Monday, April 13, 2015

The Greatest Setback for Cancer Research Is Obamacare

Stephen Moore writes:
The reason cancer deaths have been on the rise over the last half century is because other maladies have been largely eradicated. People used to die of typhoid fever, tuberculosis, influenza, and bronchitis—all diseases that were major killers and of children. Cancer is often an old age/degenerative disease. Alas, you have to die of something. A century ago, cancer and heart disease were the cause of about one-quarter of all deaths. Today, they account for approximately 40 percent of all deaths. One American every minute of every day is a cancer casualty.

But the all-important age-adjusted death rate from cancer is falling in the United States and much of the rest of the world. For any particular age group—particularly the young—cancer is less a threat than before. This is true of many types of cancer, including leukemia—which is a killer of children. The most impressive strides have been made in reducing cancer deaths for women. The age-standardized death rate for women from breast cancer has fallen by one-third since the 1980s.

One of the prevalent myths about cancer is that environmental factors—such as air pollution—have caused a cancer epidemic.  The truth is that improvements in air and water quality over the past 30 years have contributed to the decline in cancer death rates.

Another myth is that the decline in cancer deaths is happening for the “haves” but not the “have nots.” The film’s experts make a politically correct call for universal health care as a way to treat cancer. The poor are not getting treatments, we are led to believe. But cancer rates for everyone—the young and the old, the rich and the poor, blacks and whites, men and women. Yes, minorities and blacks have higher rates of cancer deaths than whites and wealthy Americans. But for many types of cancer, the rate of death of cancer is falling faster for minorities than for whites. For whites, the survival rate for cancer is up from 39 percent in 1960–63 to about 69 percent now. For blacks the probability of survival has roughly risen from one in four in the early 1960s to 60 percent today.   The cancer gap is shrinking....

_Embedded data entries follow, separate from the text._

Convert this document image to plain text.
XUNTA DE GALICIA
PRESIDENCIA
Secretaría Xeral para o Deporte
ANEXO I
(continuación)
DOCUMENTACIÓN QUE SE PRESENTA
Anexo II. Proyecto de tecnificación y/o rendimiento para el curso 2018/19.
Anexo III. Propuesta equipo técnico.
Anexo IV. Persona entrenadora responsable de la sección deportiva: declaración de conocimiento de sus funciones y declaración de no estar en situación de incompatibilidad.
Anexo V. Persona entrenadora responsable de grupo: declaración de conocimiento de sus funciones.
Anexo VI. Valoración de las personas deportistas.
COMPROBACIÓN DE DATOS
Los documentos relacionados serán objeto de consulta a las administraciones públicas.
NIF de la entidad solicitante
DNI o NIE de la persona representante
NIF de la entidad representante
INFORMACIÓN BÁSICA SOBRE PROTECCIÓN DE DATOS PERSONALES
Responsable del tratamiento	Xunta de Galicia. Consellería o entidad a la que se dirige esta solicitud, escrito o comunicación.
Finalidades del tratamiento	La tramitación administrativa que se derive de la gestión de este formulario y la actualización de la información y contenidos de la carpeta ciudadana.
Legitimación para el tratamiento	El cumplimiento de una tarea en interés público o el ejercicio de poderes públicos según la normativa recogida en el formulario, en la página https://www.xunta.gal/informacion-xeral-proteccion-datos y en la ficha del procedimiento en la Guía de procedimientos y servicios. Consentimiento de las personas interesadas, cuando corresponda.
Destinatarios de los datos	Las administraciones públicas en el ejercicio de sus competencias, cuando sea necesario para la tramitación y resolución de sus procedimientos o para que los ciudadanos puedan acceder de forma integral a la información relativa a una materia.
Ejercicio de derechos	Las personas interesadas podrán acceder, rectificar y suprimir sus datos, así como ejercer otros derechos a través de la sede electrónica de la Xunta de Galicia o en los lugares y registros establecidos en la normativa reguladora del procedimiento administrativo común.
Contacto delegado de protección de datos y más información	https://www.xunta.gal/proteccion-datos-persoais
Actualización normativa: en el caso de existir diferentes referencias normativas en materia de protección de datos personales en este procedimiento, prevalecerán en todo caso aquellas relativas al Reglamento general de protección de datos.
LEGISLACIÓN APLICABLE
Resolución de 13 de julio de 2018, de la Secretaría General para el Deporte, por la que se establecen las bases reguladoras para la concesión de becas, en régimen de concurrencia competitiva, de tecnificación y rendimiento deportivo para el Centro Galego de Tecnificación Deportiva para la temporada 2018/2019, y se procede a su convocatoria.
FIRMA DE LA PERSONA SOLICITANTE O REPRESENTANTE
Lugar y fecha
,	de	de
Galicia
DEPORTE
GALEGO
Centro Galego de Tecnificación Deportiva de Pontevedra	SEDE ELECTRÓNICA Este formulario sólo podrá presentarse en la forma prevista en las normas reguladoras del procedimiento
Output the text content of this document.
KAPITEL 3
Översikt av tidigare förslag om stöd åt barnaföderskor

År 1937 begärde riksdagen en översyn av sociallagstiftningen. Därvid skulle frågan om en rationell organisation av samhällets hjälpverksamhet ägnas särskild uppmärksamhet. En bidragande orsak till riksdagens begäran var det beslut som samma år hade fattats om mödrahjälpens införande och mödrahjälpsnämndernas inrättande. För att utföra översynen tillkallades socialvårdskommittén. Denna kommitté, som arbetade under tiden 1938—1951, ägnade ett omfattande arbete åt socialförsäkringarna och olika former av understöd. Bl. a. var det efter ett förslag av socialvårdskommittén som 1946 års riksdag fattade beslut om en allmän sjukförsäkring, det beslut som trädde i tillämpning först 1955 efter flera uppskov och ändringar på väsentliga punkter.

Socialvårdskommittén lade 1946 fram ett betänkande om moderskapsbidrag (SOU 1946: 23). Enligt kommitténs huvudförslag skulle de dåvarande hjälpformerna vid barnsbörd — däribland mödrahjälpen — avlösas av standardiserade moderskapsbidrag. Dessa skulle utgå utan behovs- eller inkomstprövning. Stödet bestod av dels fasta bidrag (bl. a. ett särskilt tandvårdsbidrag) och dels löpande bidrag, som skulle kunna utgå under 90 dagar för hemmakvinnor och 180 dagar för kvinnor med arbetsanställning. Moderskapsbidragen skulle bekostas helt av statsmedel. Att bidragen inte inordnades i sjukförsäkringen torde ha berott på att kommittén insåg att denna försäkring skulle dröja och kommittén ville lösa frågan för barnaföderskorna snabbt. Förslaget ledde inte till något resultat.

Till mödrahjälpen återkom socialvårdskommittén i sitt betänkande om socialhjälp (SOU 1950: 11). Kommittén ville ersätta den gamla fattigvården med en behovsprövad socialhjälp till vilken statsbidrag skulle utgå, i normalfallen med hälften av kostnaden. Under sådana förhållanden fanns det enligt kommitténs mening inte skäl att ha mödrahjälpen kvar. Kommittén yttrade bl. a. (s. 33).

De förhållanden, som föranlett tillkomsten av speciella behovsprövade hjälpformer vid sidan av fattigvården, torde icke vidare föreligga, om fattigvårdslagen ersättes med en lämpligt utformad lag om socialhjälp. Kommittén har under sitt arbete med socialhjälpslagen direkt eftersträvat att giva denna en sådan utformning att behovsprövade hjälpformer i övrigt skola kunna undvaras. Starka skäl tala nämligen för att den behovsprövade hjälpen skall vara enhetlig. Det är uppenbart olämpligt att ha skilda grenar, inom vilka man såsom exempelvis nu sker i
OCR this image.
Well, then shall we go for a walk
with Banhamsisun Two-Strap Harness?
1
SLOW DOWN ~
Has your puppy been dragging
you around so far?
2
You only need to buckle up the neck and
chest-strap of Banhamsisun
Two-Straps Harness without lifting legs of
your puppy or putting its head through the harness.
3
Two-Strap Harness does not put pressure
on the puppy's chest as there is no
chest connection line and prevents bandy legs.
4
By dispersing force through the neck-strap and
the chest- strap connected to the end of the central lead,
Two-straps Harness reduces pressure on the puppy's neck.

the greatest setback for cancer research and wonder treatments in modern times is Obamacare. That dismal law puts new taxes on the next generation of life-saving drugs, vaccines and medical devices. It may be the dumbest tax in history. Mr. President, if you want more of something, you don’t raise taxes on it, you cut them. Repealing these taxes is one small step Washington could take to accelerate the race for the cure and save millions of lives each year. What are we waiting for?

1 comment:

  1. The dysfunctional payment structure in healthcare where doctor and patient no longer negotiate services and payment directly and results in medical professionals focusing on the pot of gold at the end of the medicare/medicaid/insurance policy rainbow rather than their patient has not been changed by Obamacare nor noticed by Moore. Removing new taxes that Obamacare places on "drugs, vaccines, and medical devices" will not change this dysfunction. Nor will it improve healthcare. But it might funnel more dollars to special interest groups in the "research" industry which have provided nothing other than that fear-inducing phrase: You've got cancer!" Despite Moore's use of statistics and politicized catch phrases (age-related-death-rate) there is no proof that any of the government funded cancer research has been life enhancing. Moore should either shut up or constantly, repeatedly, emphatically call for a complete separation of healthcare from government.